Then she then asked her question and waited for an answer. "What does it take?" Warren asked. "How many billions of dollars do you have to launder for drug lords and how many economic sanctions to you have to violate before someone will consider shutting down a financial institution?"
Fair enough. Once again, Warren had to press regulators. Once again, she never received a direct answer.
[To see more of Elizabeth Warren's simple and direct interrogation method in action, visit: Regrets? Some Senators Have a Few.]
David S. Cohen, the Under Secretary for Terrorism and Financial Intelligence U.S. Department of the Treasury, was the first to attempt to answer the question and he was pressed the most by Warren. Not surprising, Cohen answered with typical Washingtion-speak, saying the Treasury takes money laundering "seriously," HSBC's actions were "egregious," and that the penalties "were significant."
Warren cut him off. "Let's move this along, Mr. Cohen," she interrupted. "My question is, what does it take to get you to move toward even a hearing, even considering, shutting down banking operations for money laundering?"
Cohen said the Treasury doesn't have the power to shut down a bank. "I understand that," Warren countered. "But you are supposed to be the experts on money laundering. In your opinion, how many billions of dollars do you have to launder for drug lords before somebody says we are shutting you down?"
Cohen dodged, saying it was the OCC's responsibility to pull a charter. "I'm sorry to interrupt, but I'm not hearing your opinion on this," Warren pressed. "You are supposed to be … the leaders in how we understand and work together to stop money laundering.
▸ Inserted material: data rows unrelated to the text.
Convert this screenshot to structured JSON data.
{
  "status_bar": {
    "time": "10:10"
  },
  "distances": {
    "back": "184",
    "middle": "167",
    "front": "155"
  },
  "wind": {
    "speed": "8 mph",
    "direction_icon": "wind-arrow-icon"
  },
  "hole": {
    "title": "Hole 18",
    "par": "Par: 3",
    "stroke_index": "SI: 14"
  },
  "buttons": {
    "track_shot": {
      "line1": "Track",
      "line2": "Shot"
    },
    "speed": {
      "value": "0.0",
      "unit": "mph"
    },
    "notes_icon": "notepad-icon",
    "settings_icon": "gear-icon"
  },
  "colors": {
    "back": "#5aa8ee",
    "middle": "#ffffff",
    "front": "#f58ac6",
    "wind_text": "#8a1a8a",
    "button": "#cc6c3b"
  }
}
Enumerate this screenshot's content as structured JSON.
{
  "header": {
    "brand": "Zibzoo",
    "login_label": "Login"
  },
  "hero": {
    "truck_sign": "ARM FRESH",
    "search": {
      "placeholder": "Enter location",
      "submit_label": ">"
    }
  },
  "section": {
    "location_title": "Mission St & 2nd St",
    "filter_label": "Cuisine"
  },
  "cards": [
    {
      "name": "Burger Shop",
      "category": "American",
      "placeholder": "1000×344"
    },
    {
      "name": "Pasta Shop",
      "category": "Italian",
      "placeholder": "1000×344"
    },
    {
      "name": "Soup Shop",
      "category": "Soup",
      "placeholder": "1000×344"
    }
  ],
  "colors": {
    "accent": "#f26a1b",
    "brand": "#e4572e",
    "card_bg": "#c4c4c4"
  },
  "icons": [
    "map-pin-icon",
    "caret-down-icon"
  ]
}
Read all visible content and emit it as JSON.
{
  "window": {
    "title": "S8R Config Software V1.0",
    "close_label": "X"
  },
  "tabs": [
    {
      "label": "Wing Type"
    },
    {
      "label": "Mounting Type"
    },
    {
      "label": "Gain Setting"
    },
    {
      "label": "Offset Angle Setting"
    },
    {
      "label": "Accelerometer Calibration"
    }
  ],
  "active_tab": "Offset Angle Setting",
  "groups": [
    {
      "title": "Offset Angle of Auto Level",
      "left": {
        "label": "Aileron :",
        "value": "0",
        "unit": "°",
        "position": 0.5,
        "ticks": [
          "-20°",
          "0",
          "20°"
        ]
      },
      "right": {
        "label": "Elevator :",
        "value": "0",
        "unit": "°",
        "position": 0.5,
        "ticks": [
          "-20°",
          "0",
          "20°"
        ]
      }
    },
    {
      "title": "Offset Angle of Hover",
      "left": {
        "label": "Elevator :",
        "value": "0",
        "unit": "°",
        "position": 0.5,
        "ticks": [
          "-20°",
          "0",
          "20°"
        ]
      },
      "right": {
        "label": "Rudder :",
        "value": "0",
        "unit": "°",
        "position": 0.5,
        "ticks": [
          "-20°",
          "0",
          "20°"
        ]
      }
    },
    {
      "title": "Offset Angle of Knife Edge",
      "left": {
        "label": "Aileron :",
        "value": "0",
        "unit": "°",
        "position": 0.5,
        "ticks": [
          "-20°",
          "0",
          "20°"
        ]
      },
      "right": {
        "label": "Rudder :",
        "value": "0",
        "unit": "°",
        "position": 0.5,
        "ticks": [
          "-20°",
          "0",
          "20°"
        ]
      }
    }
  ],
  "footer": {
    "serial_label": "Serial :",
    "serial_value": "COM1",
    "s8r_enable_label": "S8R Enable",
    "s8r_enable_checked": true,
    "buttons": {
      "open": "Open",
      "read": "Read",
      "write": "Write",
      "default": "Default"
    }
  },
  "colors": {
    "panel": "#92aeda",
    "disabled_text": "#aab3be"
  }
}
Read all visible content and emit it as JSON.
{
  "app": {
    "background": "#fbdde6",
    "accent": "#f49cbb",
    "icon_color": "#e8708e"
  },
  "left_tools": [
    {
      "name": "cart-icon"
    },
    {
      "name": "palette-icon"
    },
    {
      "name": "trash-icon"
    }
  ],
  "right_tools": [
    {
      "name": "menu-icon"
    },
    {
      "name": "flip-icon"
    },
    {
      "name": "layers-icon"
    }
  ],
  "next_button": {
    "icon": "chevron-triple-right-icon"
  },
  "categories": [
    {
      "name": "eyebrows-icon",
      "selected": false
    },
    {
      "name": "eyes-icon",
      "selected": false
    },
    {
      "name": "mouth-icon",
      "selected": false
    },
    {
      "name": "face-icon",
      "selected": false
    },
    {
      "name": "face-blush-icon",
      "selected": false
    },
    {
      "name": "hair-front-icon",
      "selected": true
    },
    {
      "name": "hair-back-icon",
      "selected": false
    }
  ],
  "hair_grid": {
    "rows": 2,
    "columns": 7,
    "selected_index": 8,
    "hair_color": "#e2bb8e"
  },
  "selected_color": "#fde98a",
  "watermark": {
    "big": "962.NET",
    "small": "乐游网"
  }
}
I'm asking, what does it take?
Cohen dodged again. "So you have no opinion on it?" Warren counters, knowing full well that Cohen would never answer that question directly.
Cohen goes on to say he doesn't want to get into a "hypothetical line drawing exercise" about what threshold, or dollar amount, a bank has to cross, though apparently, $881 million isn't enough.
Passing the Buck
Jerome H Powell, governor at the Federal Reserve, was the next regulator to attempt to answer the question. Powell said the Fed can't take any action to pull a bank charter until there is a criminal conviction, and, you guessed it, the Fed doesn't do criminal prosecutions, since that is the Justice Department's job. Powell, like Cohen, either didn't have an opinion about how much money laundering it would take to pull a bank charter, or didn't want to share his opinion.
Powell got off easy, since Warren ran out of her allotted time (although looking at the room, there were only two or three other Senators there at the time). Apparently there were other important matters to attend to.
"If you're caught with an ounce of cocaine, the chances are good you're going to jail," Warren concluded. "If it happens repeatedly, you may go to jail for the rest of your life. … But evidently, if you launder nearly a billion dollars for drug cartels and violate our international sanctions, your company pays a fine and you go home and sleep in your own bed at night... I think that's fundamentally wrong."